The present study involved the development of simple prediction models using traditional demographic data and anthropometric measures as a clinical tool for the quantification of skeletal muscle mass (SMM). Although several anthropometric prediction models for the estimation of SMM have been proposed in previous studies, the present investigation is a pioneering study by considering age groups in the mathematical equations [9, 20–22].
Incorporating anthropometric variables that are easily measured in clinical practice to compose a mathematical estimation of SMM using CT for comparative purposes could increase the predictive precision compared to anthropometric measures considered separately for the estimation of muscle status in patients. The SMM prediction models for adults and older people included three anthropometric variables: weight, height and calf circumference. The measures are easily obtained in public and private hospitals, requiring only a scale, stadiometer and metric tape.
Age group is an important variable in the assessment of body composition, considering the physiological changes that accompany the aging process, such as a reduction in muscle mass and increase in total adipose tissue. Thus, prediction models for SMM stratifying the sample into adults and older people can provide equations capable of predicting variations in muscle mass that occur with the increase in age [23].
The equations developed for adults and older people achieved a satisfactory degree of prediction. The relative proportion of variation (R2 value) explained by the prediction equations was higher for adults (0.73) than older people (0.67). This does not necessarily mean that the prediction equation was less precise for older people. It may simply reflect a lower relative quantity of variation that could be explained in this group. This difference between age groups likely reflects the lower muscle mass in older people and greater variability in other tissues, especially fat mass [20].
Calf circumference is a simple, effective muscle mass assessment tool that is easily implemented in the hospital setting, as the measurement that can be performed anywhere and by any person [9]. The present study demonstrated that calf circumference was strongly correlated with SMM measured by CT in adults and older people, as CC was included in the mathematical equations derived from stepwise regression in both age groups.
To the best of our knowledge, only three previous studies reported the development of a simple anthropometric equation incorporating CC to estimate SMM. However, the reference measure was DEXA and the population was composed of healthy individuals in these studies [1, 9, 24]. In the study conducted by Hwang et al. (2017), who analyzed 1,839 Taiwanese individuals < 50 years of age, the equation developed for the estimate of SMM using DEXA as the gold standard incorporated age, sex, height, weight and CC, achieving an adjusted R2 of 0.86 [24]. In the study conducted by Santos et al. (2019) for the National Health and Nutrition Examination Survey involving a sample of 15,293 individuals > 18 years of age, sex, age, ethnicity and CC were included as predictive variables and the adjusted R2 was 0.88 [1]. Kawakami et al. (2021) recruited 1262 participants > 40 years of age using age, sex, height, weight, waist circumference and CC as prediction variables. The equation had an adjusted R2 of 0.94 and the authors stated that the model had potential as a reliable, effective method for estimating SMM [9].
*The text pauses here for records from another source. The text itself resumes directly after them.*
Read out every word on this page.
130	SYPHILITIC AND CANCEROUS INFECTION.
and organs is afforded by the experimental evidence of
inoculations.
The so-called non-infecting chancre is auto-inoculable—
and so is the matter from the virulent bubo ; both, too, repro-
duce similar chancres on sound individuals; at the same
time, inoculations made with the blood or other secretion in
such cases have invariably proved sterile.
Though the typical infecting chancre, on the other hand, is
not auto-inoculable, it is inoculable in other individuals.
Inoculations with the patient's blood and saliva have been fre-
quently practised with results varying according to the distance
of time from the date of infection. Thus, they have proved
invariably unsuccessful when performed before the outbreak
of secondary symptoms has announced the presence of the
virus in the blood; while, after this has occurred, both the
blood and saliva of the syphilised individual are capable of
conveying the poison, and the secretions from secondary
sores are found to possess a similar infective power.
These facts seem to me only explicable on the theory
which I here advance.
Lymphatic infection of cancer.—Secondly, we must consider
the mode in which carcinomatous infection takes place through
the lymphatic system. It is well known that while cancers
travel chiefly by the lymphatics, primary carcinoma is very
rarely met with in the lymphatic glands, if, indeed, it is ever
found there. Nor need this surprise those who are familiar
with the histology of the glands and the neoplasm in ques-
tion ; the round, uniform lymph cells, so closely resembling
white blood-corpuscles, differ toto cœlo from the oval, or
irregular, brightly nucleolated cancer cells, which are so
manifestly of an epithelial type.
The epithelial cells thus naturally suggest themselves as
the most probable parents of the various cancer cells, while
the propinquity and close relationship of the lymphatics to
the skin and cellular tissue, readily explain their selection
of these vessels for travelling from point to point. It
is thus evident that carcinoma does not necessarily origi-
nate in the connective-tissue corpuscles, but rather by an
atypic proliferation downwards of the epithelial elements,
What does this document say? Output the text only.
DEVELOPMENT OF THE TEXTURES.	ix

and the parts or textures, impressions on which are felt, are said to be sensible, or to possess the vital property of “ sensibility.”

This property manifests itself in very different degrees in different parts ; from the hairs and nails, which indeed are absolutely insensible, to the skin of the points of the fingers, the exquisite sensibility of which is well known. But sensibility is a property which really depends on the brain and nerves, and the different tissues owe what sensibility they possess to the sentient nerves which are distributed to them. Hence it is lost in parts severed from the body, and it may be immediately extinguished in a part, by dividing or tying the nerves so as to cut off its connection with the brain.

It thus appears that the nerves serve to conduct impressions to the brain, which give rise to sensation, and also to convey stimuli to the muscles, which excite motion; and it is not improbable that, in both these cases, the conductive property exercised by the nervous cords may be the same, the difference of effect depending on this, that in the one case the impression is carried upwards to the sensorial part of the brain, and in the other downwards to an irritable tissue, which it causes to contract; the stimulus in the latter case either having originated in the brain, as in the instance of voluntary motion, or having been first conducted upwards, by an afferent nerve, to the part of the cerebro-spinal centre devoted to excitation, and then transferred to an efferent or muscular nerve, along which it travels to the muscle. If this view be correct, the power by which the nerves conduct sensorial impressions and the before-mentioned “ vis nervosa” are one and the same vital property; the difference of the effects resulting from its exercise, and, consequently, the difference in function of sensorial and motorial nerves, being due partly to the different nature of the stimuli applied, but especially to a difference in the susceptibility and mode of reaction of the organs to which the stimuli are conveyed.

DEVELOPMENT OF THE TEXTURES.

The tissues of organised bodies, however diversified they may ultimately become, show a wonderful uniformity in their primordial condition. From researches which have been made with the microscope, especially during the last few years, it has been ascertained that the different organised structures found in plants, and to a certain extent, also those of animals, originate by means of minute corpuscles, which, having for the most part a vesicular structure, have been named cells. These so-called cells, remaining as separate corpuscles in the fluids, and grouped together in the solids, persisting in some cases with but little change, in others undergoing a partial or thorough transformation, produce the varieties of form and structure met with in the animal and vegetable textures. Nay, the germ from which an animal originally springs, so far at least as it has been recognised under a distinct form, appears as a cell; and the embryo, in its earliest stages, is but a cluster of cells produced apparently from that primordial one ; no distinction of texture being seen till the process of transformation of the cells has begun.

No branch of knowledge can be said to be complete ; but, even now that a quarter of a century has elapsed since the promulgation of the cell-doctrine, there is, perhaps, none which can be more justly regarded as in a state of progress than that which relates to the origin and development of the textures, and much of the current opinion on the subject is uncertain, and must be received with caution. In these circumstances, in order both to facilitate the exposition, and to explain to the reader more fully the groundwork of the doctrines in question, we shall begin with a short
The predictive capacity of the equations developed in the present investigation was lower than that in the studies cited above. This may be explained by the fact that our study population was composed of hospitalized patients with diseases or catabolic conditions that affect body composition, leading to greater variability in the adipose tissue and muscle compartments. A recently published systematic review conducted to investigate literature on the prediction of muscle mass using anthropometric equations pointed out the scarcity of precise equations validated in unhealthy groups and stressed the importance of equations especially for obese individuals, malnourished individuals and older people [25].
Due to the considerable differences among the populations analyzed and methods employed, valid comparisons of published results are difficult. Besides differences in populations, most studies employed bioelectrical impedance analysis (BIA) or DEXA to estimate SMM [1, 26]. BIA is less expensive and more practical than other methods, such as CT, by has limitations and its use in clinical practice may be restricted due to different factors related to the patient. Moreover, the precision of equations to estimate SMM using BIA as the gold standard is specific to the device and the population [27, 28].
The present study has limitations that should be considered. The lower predictive power compared to equations described in the literature suggests that factors other than anthropometric measures contribute to the variation in SMM in hospitalized adults and older people. Another limitation regards the fact that the participants were recruited from a single reference center and may not be representative of all hospitalized patients.
This is the first study to develop and validate skeletal muscle mass prediction equations for hospitalized adults and older people based on anthropometric measures and using computed tomography as reference. The use of these equations could be an alternative strategy for situations in which imaging exams are not available and could constitute a screening tool for individuals at risk of sarcopenia. The equations presented here should be tested for clinical purposes and in the analysis of data from mixed hospitalized populations.